Cenários reais utilizados no filme Kimi no na wa

Onde Makoto Shinkai se inspirou para Kimi no na wa – e como você pode visitar esses cenários por conta própria.

Kimi no na wa (君の名は。) foi, sem dúvida, um dos filmes japoneses mais comentados de 2016. Dirigido por Makoto Shinkai e produzido pela CoMix Wave Films, o filme arrecadou mais de 25 bilhões de ienes nas bilheterias, chegou ao primeiro lugar na Myanimelist e entrou na shortlist do Oscar na categoria de Melhor Filme de Animação. Depois que você assiste, as imagens não saem mais da cabeça – e quase todas elas têm um lugar real que dá para visitar.

Neste artigo separamos fotos dos locais que serviram de referência para o filme, para você comparar as cenas com os originais. Se você ainda não conhece a trama da obra de Makoto Shinkai, aqui vai um resumo rápido:

Sinopse: A história se passa um mês depois de um cometa cair no Japão pela primeira vez em mil anos. Mitsuha, uma estudante do ensino médio que vive no interior, quer ir para a cidade porque está cansada da vida no campo. Taki, por outro lado, é um estudante do ensino médio em Tóquio, trabalha em meio período em um restaurante italiano e tem um interesse forte por arquitetura e artes visuais. Um dia, Mitsuha sonha que se tornou um rapaz. Do outro lado, Taki sonha que é uma estudante do ensino médio em uma zona rural.

Sumário 9

Vídeo dos cenários

A equipe do Programa Japão Online teve recentemente a oportunidade de visitar Tóquio e gravou um vídeo comparativo dos cenários reais de Kimi no na wa. Eu tenho boas lembranças, porque na viagem anterior, com a turma do curso, tinha visto o filme no cinema. Anos depois a equipe finalmente pôde visitar os pontos turísticos – é uma pena não ter podido ir com eles.

Esse vídeo comparativo foi gravado pela equipe do Programa Japão Online e, no momento, não está mais disponível publicamente, mas as cenas originais de Kimi no na wa continuam no canal oficial do filme no YouTube. Se você ainda não viu o longa, vale começar pelo trailer oficial antes de planejar qualquer roteiro.

Sobre o filme

Kimi no na wa é um filme japonês de 2016 dirigido por Makoto Shinkai, com produção da CoMix Wave Films. Lançado em agosto no Japão, rapidamente se tornou um fenômeno: virou o maior sucesso de bilheteria da história do país na época, com arrecadação mundial de cerca de 25 bilhões de ienes (aproximadamente US$ 250 milhões), e foi o primeiro filme não ocidental a chegar ao top 10 mundial de animação sem ser uma parceria com os Estados Unidos. A trilha sonora, assinada pela banda RADWIMPS, virou parte essencial da identidade do filme.

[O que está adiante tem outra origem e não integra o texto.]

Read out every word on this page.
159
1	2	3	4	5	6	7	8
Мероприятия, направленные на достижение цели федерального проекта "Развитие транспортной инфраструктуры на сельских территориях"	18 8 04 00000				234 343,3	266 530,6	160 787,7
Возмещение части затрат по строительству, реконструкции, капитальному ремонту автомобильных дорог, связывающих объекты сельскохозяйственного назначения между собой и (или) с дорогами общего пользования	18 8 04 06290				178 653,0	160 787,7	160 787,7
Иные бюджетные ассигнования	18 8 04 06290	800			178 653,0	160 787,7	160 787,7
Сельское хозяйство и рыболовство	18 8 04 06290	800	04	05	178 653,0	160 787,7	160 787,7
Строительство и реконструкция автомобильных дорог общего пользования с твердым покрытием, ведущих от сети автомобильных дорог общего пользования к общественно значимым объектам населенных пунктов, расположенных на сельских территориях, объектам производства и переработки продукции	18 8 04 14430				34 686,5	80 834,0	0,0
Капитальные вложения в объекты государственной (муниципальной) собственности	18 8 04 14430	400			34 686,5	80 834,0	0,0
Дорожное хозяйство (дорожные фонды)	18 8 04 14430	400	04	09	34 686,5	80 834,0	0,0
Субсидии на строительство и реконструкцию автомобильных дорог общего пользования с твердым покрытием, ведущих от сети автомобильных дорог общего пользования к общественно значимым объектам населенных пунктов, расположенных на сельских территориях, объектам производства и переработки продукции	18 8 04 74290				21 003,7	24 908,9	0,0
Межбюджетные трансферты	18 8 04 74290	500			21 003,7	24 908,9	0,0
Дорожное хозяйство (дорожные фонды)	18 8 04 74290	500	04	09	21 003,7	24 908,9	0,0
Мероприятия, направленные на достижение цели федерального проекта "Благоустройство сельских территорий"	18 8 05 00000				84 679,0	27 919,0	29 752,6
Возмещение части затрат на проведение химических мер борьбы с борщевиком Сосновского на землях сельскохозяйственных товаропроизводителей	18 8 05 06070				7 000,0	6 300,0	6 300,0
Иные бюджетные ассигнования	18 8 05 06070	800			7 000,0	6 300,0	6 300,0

No Japão, Kimi no na wa liderou o ranking da Myanimelist entre os títulos mais bem avaliados por meses e entrou na shortlist do Oscar 2017 na categoria de Melhor Filme de Animação, sem chegar à indicação final. A história mistura elementos do cotidiano japonês, comédia romântica, fantasia e desastres naturais, costurados em um ritmo que Mark Schilling, da The Japan Times, definiu como "a primeira obra-prima animada do século XXI". Para quem chega agora, vale a pena assistir com calma e prestar atenção nos cenários – porque quase todos existem de verdade.

Lago Suwa, em Nagano

O lago que aparece como o grande cenário de Itomori na animação é, na vida real, o lago Suwa (諏訪湖), localizado na cidade de Suwa, na província de Nagano. É um dos lagos mais famosos do Japão central, fica a pouco mais de duas horas de trem-bala saindo de Tóquio (Shinano Railway + JR, com baldeação em Nagano) e é a maior área de águas naturais da região.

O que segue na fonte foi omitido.